ビッグエアとスロープスタイルを兼任する選手が多いのは、技術的な共通点が大きいからです。
どちらも基本は「キッカー(ジャンプ台)での空中技」。
回転数、軸の安定、グラブの完成度といった評価ポイントは共通しています。
スロープスタイルのジャンプセクションで使う高難度トリックは、そのままビッグエアでも武器になります。
いわば、スロープのキッカーがビッグエアの実戦練習にもなっている形です。
一方でハーフパイプは、動きの方向が大きく異なります。
ビッグエア/スロープは基本的に一方向へ滑りながら踏み切る“直線型”。
それに対してハーフパイプは、壁を往復しながら縦方向に駆け上がる“反復型”の動きです。

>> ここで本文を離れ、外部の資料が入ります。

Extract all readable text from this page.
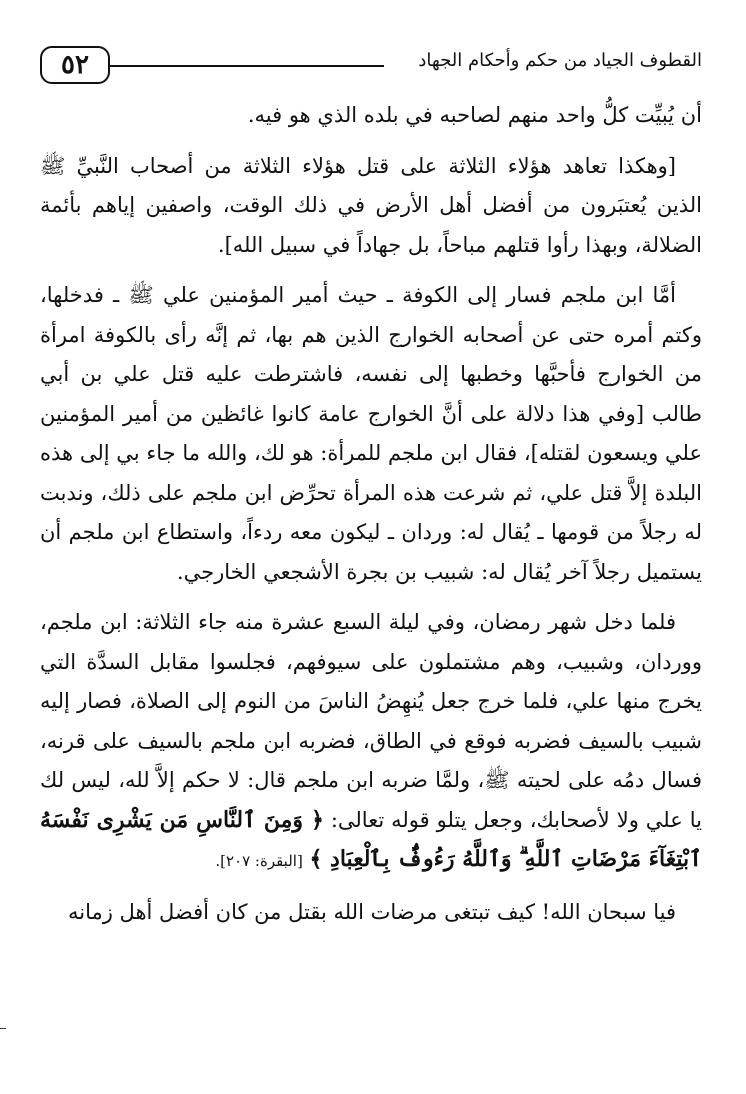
٥٢	القطوف الجياد من حكم وأحكام الجهاد

أن يُبيِّت كلُّ واحد منهم لصاحبه في بلده الذي هو فيه.

[وهكذا تعاهد هؤلاء الثلاثة على قتل هؤلاء الثلاثة من أصحاب النَّبيِّ ﷺ الذين يُعتبَرون من أفضل أهل الأرض في ذلك الوقت، واصفين إياهم بأئمة الضلالة، وبهذا رأوا قتلهم مباحاً، بل جهاداً في سبيل الله].

أمَّا ابن ملجم فسار إلى الكوفة ـ حيث أمير المؤمنين علي ﷺ ـ فدخلها، وكتم أمره حتى عن أصحابه الخوارج الذين هم بها، ثم إنَّه رأى بالكوفة امرأة من الخوارج فأحبَّها وخطبها إلى نفسه، فاشترطت عليه قتل علي بن أبي طالب [وفي هذا دلالة على أنَّ الخوارج عامة كانوا غائظين من أمير المؤمنين علي ويسعون لقتله]، فقال ابن ملجم للمرأة: هو لك، والله ما جاء بي إلى هذه البلدة إلاَّ قتل علي، ثم شرعت هذه المرأة تحرِّض ابن ملجم على ذلك، وندبت له رجلاً من قومها ـ يُقال له: وردان ـ ليكون معه ردءاً، واستطاع ابن ملجم أن يستميل رجلاً آخر يُقال له: شبيب بن بجرة الأشجعي الخارجي.

فلما دخل شهر رمضان، وفي ليلة السبع عشرة منه جاء الثلاثة: ابن ملجم، ووردان، وشبيب، وهم مشتملون على سيوفهم، فجلسوا مقابل السدَّة التي يخرج منها علي، فلما خرج جعل يُنهِضُ الناسَ من النوم إلى الصلاة، فصار إليه شبيب بالسيف فضربه فوقع في الطاق، فضربه ابن ملجم بالسيف على قرنه، فسال دمُه على لحيته ﷺ، ولمَّا ضربه ابن ملجم قال: لا حكم إلاَّ لله، ليس لك يا علي ولا لأصحابك، وجعل يتلو قوله تعالى: ﴿ وَمِنَ ٱلنَّاسِ مَن يَشْرِى نَفْسَهُ ٱبْتِغَآءَ مَرْضَاتِ ٱللَّهِ ۗ وَٱللَّهُ رَءُوفٌۢ بِٱلْعِبَادِ ﴾ [البقرة: ٢٠٧].

فيا سبحان الله! كيف تبتغى مرضات الله بقتل من كان أفضل أهل زمانه
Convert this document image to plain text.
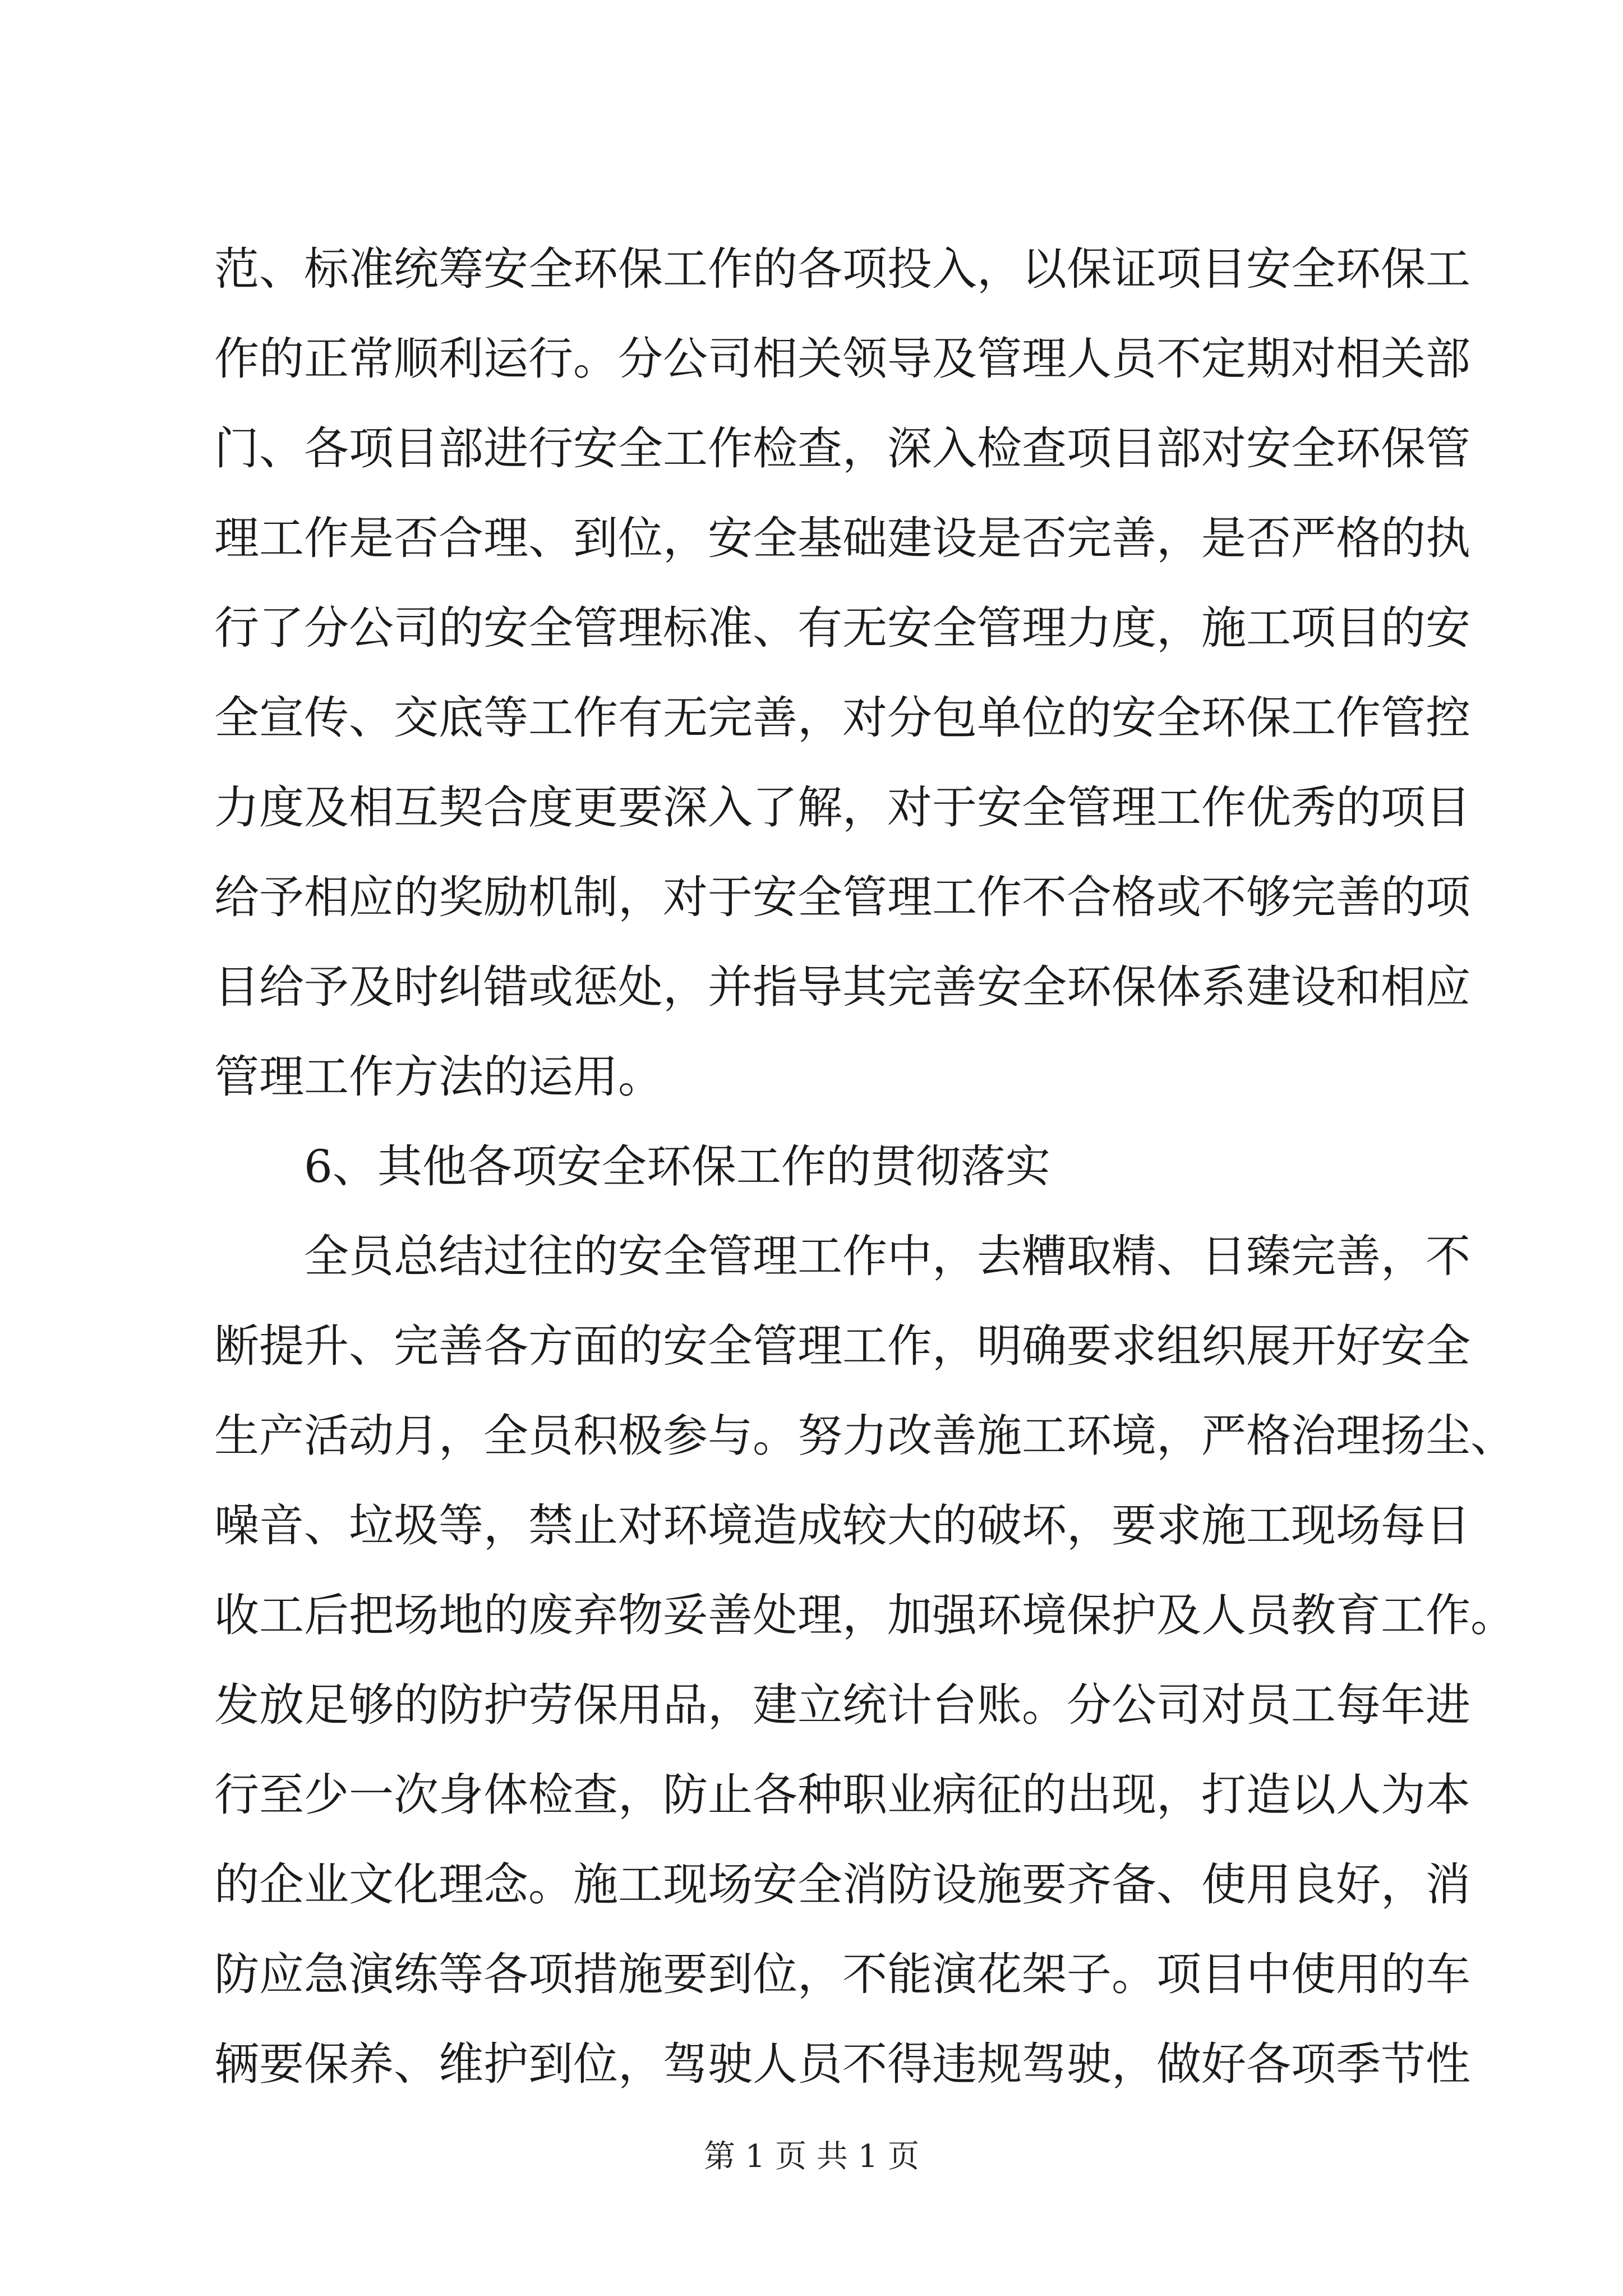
范、标准统筹安全环保工作的各项投入，以保证项目安全环保工
作的正常顺利运行。分公司相关领导及管理人员不定期对相关部
门、各项目部进行安全工作检查，深入检查项目部对安全环保管
理工作是否合理、到位，安全基础建设是否完善，是否严格的执
行了分公司的安全管理标准、有无安全管理力度，施工项目的安
全宣传、交底等工作有无完善，对分包单位的安全环保工作管控
力度及相互契合度更要深入了解，对于安全管理工作优秀的项目
给予相应的奖励机制，对于安全管理工作不合格或不够完善的项
目给予及时纠错或惩处，并指导其完善安全环保体系建设和相应
管理工作方法的运用。
6、其他各项安全环保工作的贯彻落实
全员总结过往的安全管理工作中，去糟取精、日臻完善，不
断提升、完善各方面的安全管理工作，明确要求组织展开好安全
生产活动月，全员积极参与。努力改善施工环境，严格治理扬尘、
噪音、垃圾等，禁止对环境造成较大的破坏，要求施工现场每日
收工后把场地的废弃物妥善处理，加强环境保护及人员教育工作。
发放足够的防护劳保用品，建立统计台账。分公司对员工每年进
行至少一次身体检查，防止各种职业病征的出现，打造以人为本
的企业文化理念。施工现场安全消防设施要齐备、使用良好，消
防应急演练等各项措施要到位，不能演花架子。项目中使用的车
辆要保养、维护到位，驾驶人员不得违规驾驶，做好各项季节性
第 1 页 共 1 页
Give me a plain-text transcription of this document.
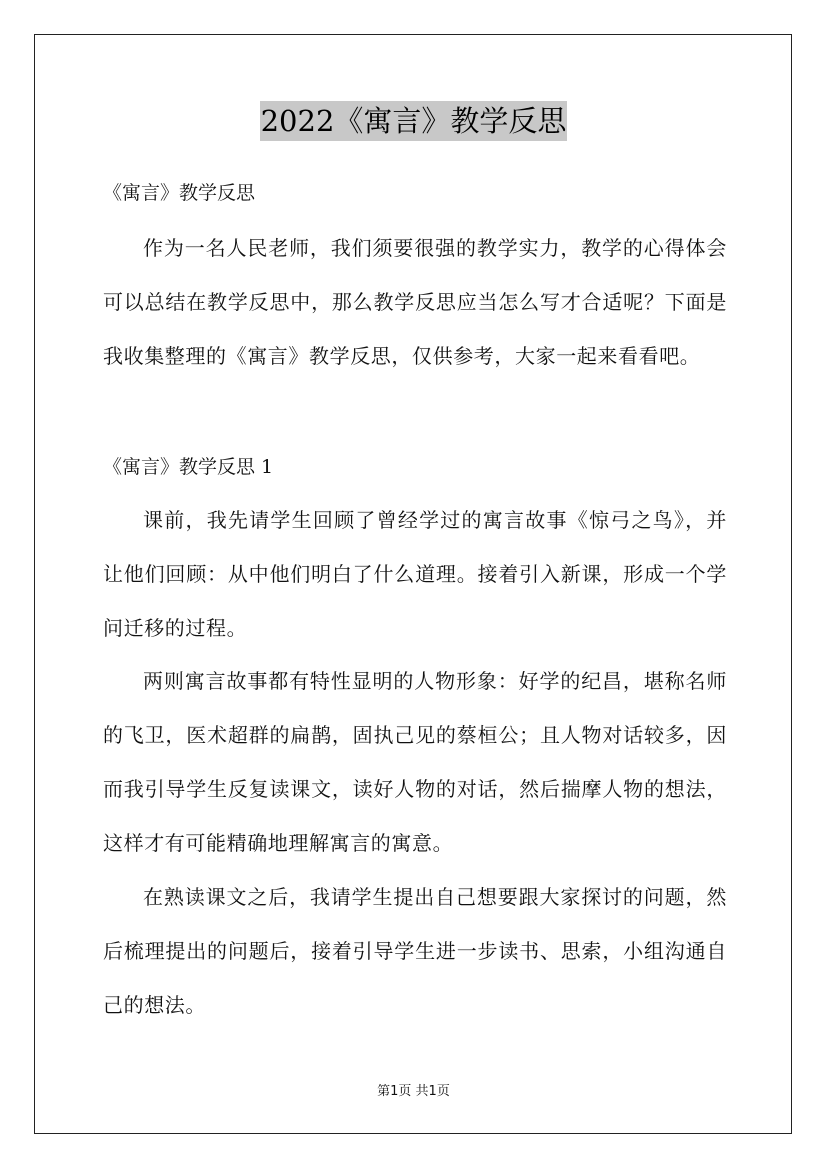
2022《寓言》教学反思
《寓言》教学反思

作为一名人民老师，我们须要很强的教学实力，教学的心得体会可以总结在教学反思中，那么教学反思应当怎么写才合适呢？下面是我收集整理的《寓言》教学反思，仅供参考，大家一起来看看吧。

《寓言》教学反思 1

课前，我先请学生回顾了曾经学过的寓言故事《惊弓之鸟》，并让他们回顾：从中他们明白了什么道理。接着引入新课，形成一个学问迁移的过程。

两则寓言故事都有特性显明的人物形象：好学的纪昌，堪称名师的飞卫，医术超群的扁鹊，固执己见的蔡桓公；且人物对话较多，因而我引导学生反复读课文，读好人物的对话，然后揣摩人物的想法，这样才有可能精确地理解寓言的寓意。

在熟读课文之后，我请学生提出自己想要跟大家探讨的问题，然后梳理提出的问题后，接着引导学生进一步读书、思索，小组沟通自己的想法。

第1页 共1页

エッジの使い方、踏み切りのタイミング、体の軸の取り方がまったく違います。
さらに大会スケジュールや強化部門も分かれているため、
自然と専門性が高まります。
そのため、
・スロープ ⇄ ビッグエア → 兼任しやすい
・ハーフパイプ → 専門特化型
という構図が生まれています。
ミラノ五輪でも、ビッグエアとスロープの両方に出場する日本選手がいるのは、この技術的な近さが理由の一つです。
見るときのポイントまとめ
初心者向けにざっくり整理すると、
・ビッグエア → 回転数と高さに注目
・スロープスタイル → ラン全体の流れを見る
・ハーフパイプ → 高さと連続技の安定感
という視点を持つと分かりやすいです。
ミラノ五輪では、日本勢がビッグエアでメダルを獲得。
スロープスタイルも注目が集まっています。
競技ごとの違いを知ると、
同じジャンプでも見え方が大きく変わります。
まとめ|同じスノーボードでも中身は別物
スノーボードは一括りにされがちですが、
・ビッグエアは「一撃必殺」
・スロープスタイルは「構成力」
・ハーフパイプは「連続空中芸術」
と、性格はまったく異なります。
ミラノ五輪で観戦するときは、
どの種目かを意識して見るだけで理解度が一気に上がります。
回転数だけでなく、
コースの形や滑り方にも注目してみてください。
きっと、これまでよりも面白く感じられるはずです。